Les gens ne respectent pas les règles dans la sphère privée. Dans la normalité, on est mis au défi de faire attention à nous et aux autres. Nous allons maintenir notre stratégie de tests. Le testing à large échelle va continuer. 15% de la population a été testée lors de la première phase. Pour la 2e phase, on va agir de manière plus ciblée. Nous testons beaucoup et nous avons moins de décès. C'est une corrélation que nous remarquons également à l'étranger. Il faut se faire tester, ça vaut la peine et cela nous aide à faire du monitoring.

Quatre grands axes pour les prochaines semaines. 1. Les groupes critiques (personnes vulnérables, le personnel de la santé). 2. Les personnes qui entrent dans le pays, avec le projet initié à l'aéroport. On va peut-être l'élargir à d'autres endroits. 3. On va répartir la population en petits groupes pour avoir un aperçu général des infections dans la population. 4. L'axe cluster d'urgence, ce que l'on fait aujourd'hui, quand il y a un problème quelque part pour réagir le plus vite possible et couper la chaîne d'infection rapidement.

« Tout doit rester gérable»

Les tests actuels ne sont pas les plus agréables et il y aura du changement dans un avenir proche. Nous pouvons accompagner les cas identifiés qui sont des multiplicateurs potentiels. Le tout, c'est d'arriver à les gérer au niveau de la quantité. Si vous savez qui vous avez vu, c'est gérable, mais pas dans le cas contraire. Les services existent, la balle est désormais dans le camp de chacun pour que tout puisse rester gérable.

Les questions de la presse

L'état de crise est terminé et vous proposez un pas en arrière?
L'état de crise ne doit pas être permanent, car les institutions doivent fonctionner. Nous travaillons sur des textes à déposer dans les plus brefs délais. Le Conseil d'État doit comprendre que s'il y une opposition formelle, on ne pourra pas faire ce texte. Certaines choses doivent être traitées de manière raisonnable. On veut éviter les soirées de 300 personnes. Je sais que l'on aime célébrer, mai si l'on ne respecte pas les règles, c'est un manque de solidarité. On doit se donner soi-même ces restrictions et j'espère que le Conseil d'État donnera rapidement son avis.

Nos chiffres ne sont pas tranquillisants. Si cela se stabilise, ce n'est pas un problème, mais on ne peut pas nier qu'il y a une augmentation des cas.

Combien de personnes s'occupent du tracing?
On est bien préparés. On a une série de lignes de réserve avec des volontaires qui sont formés. La 3e ligne est déjà activée et 100 personnes peuvent déjà être rapidement opérationnelles.
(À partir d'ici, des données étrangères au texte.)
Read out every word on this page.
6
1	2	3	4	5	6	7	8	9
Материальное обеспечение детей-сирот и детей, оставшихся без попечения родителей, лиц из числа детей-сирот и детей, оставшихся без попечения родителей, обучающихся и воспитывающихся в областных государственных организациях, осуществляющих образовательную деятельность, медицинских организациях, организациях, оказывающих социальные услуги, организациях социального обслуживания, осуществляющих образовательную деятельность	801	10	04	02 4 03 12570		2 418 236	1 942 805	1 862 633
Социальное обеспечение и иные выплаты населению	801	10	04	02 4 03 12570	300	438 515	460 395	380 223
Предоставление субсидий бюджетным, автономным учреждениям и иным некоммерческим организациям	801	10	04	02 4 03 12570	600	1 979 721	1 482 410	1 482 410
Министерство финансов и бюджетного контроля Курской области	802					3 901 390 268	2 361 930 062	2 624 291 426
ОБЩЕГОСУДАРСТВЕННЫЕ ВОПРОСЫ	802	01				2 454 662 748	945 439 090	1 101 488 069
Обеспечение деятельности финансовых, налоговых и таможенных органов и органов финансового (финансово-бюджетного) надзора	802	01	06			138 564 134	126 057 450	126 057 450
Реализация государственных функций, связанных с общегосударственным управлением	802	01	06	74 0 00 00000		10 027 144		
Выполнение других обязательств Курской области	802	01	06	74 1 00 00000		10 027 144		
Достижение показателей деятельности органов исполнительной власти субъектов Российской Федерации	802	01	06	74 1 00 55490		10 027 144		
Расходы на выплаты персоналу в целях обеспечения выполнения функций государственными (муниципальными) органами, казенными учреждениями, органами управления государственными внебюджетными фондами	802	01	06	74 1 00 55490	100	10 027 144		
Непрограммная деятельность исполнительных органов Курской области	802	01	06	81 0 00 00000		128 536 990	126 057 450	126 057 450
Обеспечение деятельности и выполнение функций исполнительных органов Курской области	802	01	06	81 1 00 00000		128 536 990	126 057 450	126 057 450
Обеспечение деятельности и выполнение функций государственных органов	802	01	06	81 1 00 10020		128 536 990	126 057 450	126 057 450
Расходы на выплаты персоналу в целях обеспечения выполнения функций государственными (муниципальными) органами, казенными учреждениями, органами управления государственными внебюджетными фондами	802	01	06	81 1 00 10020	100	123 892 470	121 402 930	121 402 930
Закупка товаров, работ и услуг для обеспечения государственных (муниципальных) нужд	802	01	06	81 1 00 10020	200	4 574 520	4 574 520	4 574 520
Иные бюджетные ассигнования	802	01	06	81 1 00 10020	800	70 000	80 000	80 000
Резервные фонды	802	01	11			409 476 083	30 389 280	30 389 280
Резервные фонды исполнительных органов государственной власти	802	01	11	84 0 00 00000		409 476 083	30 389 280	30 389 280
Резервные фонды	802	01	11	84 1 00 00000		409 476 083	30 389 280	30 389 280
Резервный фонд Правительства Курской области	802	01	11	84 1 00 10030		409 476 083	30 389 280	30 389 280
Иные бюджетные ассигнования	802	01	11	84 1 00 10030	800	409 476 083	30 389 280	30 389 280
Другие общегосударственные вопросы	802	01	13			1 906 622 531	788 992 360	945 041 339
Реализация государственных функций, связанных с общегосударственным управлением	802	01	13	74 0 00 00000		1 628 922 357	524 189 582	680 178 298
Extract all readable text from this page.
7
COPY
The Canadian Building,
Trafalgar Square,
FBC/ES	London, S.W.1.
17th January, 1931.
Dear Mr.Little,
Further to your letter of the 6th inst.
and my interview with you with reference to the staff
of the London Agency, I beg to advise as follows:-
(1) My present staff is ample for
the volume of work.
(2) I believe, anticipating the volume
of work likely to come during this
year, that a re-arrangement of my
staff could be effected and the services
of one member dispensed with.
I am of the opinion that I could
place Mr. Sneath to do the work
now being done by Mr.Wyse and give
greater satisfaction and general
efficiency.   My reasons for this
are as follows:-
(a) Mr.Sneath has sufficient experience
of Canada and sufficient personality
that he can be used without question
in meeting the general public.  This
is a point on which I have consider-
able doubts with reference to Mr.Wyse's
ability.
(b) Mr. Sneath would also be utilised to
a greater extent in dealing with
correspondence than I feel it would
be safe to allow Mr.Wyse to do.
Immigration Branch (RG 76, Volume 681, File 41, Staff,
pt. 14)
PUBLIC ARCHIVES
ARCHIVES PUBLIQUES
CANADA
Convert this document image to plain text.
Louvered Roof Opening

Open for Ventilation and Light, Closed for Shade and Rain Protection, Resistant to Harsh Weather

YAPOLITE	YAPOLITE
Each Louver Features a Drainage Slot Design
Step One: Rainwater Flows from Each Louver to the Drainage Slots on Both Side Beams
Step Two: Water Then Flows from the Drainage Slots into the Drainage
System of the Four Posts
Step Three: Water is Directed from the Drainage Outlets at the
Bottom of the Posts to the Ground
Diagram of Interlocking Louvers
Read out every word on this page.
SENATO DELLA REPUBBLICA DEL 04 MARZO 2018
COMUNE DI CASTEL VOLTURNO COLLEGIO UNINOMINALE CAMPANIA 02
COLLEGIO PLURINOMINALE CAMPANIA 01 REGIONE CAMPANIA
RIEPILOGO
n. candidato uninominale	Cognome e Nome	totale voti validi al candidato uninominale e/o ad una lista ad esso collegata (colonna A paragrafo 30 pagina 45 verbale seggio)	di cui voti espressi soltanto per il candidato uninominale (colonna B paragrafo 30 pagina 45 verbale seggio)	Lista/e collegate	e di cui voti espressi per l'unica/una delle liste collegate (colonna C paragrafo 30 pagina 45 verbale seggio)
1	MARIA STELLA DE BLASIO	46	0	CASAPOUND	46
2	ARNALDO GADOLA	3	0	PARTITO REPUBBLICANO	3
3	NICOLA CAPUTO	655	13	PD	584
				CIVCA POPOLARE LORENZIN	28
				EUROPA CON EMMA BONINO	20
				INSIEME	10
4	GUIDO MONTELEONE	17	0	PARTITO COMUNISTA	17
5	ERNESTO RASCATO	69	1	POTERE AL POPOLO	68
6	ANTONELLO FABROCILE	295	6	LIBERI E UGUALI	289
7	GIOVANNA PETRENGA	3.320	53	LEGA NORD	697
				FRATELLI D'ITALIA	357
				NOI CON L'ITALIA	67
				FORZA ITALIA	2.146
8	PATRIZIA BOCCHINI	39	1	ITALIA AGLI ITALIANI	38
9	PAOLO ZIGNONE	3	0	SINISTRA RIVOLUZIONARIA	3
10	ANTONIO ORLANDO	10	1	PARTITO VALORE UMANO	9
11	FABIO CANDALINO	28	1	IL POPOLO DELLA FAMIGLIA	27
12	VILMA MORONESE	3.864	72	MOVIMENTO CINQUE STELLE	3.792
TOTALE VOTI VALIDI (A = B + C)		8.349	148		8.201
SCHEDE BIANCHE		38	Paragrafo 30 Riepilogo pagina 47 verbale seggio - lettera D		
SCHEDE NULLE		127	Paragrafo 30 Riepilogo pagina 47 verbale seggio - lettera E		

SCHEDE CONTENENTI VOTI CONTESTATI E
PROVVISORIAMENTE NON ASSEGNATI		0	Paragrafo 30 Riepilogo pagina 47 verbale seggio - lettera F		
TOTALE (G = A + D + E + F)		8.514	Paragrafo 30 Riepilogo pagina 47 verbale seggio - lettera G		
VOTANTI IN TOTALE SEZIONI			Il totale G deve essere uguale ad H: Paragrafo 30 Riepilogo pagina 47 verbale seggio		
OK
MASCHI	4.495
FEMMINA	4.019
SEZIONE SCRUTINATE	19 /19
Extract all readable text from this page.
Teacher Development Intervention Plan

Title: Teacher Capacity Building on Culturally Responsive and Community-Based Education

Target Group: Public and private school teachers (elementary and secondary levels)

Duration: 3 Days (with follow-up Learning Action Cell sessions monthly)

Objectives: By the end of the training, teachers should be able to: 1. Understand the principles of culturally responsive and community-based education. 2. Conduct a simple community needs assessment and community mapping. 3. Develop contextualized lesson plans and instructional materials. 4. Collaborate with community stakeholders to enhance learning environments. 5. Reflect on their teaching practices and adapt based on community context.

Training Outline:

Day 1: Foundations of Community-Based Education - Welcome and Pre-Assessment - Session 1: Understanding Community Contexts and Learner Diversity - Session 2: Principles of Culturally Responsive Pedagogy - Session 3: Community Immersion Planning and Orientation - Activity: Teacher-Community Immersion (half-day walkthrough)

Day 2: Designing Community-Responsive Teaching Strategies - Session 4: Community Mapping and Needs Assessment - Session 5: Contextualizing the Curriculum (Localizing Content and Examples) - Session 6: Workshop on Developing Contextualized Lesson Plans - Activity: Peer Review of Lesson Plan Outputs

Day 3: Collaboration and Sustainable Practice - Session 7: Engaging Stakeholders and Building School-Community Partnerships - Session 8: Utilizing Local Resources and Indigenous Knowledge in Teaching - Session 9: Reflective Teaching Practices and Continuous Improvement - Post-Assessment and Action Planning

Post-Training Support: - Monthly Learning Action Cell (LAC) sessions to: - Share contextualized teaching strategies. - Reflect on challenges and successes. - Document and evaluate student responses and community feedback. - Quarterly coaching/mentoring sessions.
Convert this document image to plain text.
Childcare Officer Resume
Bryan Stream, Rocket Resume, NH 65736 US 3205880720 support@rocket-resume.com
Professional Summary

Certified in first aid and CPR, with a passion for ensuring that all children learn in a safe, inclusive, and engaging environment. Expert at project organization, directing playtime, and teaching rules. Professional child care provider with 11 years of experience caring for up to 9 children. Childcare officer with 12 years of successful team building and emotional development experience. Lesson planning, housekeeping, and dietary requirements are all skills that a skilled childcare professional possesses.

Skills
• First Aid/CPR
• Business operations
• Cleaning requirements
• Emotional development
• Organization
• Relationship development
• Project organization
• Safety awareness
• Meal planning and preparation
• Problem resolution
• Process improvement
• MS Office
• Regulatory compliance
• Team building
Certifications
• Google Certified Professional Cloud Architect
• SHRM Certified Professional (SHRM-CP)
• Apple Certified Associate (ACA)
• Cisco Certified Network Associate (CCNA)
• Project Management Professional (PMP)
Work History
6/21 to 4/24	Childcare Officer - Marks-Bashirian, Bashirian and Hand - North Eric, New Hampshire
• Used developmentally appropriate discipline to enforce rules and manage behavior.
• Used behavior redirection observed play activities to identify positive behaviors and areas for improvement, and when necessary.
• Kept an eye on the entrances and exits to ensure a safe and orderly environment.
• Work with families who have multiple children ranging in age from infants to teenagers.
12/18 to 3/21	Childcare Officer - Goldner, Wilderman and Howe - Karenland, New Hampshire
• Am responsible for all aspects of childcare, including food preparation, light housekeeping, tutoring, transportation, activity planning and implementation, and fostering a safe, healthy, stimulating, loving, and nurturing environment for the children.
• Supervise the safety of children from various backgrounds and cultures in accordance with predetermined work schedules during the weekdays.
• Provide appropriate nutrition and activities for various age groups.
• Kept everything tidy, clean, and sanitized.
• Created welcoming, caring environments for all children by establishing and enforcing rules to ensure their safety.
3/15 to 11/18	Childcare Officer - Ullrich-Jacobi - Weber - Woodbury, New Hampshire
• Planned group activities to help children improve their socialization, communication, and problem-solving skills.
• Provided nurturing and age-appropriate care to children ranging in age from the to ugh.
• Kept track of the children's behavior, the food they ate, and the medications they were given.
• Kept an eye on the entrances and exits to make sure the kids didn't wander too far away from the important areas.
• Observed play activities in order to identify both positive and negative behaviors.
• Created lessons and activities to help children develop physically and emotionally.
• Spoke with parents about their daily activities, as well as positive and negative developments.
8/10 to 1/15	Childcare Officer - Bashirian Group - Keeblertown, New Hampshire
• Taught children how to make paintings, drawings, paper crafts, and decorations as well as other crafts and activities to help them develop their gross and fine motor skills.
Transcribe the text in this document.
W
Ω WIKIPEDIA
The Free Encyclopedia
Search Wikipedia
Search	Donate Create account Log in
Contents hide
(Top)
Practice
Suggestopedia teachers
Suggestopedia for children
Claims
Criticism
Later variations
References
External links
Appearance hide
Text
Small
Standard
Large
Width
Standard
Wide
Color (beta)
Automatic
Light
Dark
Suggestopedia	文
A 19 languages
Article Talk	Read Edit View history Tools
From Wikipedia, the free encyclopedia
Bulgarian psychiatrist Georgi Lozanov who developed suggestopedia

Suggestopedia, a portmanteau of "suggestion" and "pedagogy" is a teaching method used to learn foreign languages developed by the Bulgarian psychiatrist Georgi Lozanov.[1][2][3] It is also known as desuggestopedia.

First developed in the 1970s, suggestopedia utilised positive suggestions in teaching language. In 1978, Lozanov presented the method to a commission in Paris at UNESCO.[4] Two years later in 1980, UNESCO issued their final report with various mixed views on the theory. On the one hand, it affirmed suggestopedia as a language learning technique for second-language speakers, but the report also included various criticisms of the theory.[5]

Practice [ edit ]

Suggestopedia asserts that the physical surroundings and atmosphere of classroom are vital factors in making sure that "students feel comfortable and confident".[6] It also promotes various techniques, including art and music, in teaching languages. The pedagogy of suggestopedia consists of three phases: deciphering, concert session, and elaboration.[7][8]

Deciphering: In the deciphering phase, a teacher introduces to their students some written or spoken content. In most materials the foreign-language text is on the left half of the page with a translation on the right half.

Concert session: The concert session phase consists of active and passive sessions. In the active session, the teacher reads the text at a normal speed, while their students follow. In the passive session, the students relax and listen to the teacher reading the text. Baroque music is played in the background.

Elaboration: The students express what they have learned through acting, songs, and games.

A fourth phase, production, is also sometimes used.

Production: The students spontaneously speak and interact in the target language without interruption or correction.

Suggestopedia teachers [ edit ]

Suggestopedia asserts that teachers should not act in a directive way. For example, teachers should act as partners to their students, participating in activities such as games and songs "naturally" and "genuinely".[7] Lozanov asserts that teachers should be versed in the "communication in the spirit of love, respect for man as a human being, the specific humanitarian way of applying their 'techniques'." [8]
On teste beaucoup et on est en dessous d'un ratio d'1%. La situation est différente par rapport aux pays qui n'ont pas de tests.

Les capacités maximales par jour et par semaine: 53 000 tests, c'est une moyenne pour planifier. Difficile de dire quelle sera la tendance d'ici un mois.

L'ouverture des crèches?
Plus de normalité a été décidée par le gouvernement, ce mercredi matin et on communiquera à ce propos d'ici peu. Comment faire pour avoir une normalité? Le ministre de l'Éducation va réagir la semaine prochaine.

Au niveau des sanctions, le texte n'est pas finalisé. Dans les prochains jours, ce sera fait. Le but est d'avoir des sanctions en cas de non-respect. Si vous prenez un café avec un service à table, il ne faut pas servir quelqu'un qui est debout. Si on enlève l'autorisation à un café, on pourrait aller jusqu'à la fermeture, mais ce n'est pas le but. Nous ne voulons pas un État de délation.

Des gens nous ont dit que l'on pouvait faire ce que l'on veut dans une soirée privée. Cela s'est passé aussi dans un bistrot et c'est irresponsable. Celui qui fait une erreur sera sanctionné par la police, mais nous ne voulons pas être dans un État de délation. Ce n'est pas pour embêter les organisateurs.

Le plus grand cluster, c'est 24 personnes dans une soirée. Ce n'est pas pour rien que je cite ce cas. Il n'y a pas de grands clusters.

Quid de l'application de tracing?

Lorsqu'il y aura une solution européenne au niveau de l'application, ce sera un plus. Cette promptitude des autres pays à faire une application, ce n'est pas notre mode de fonctionnement ici, au Luxembourg.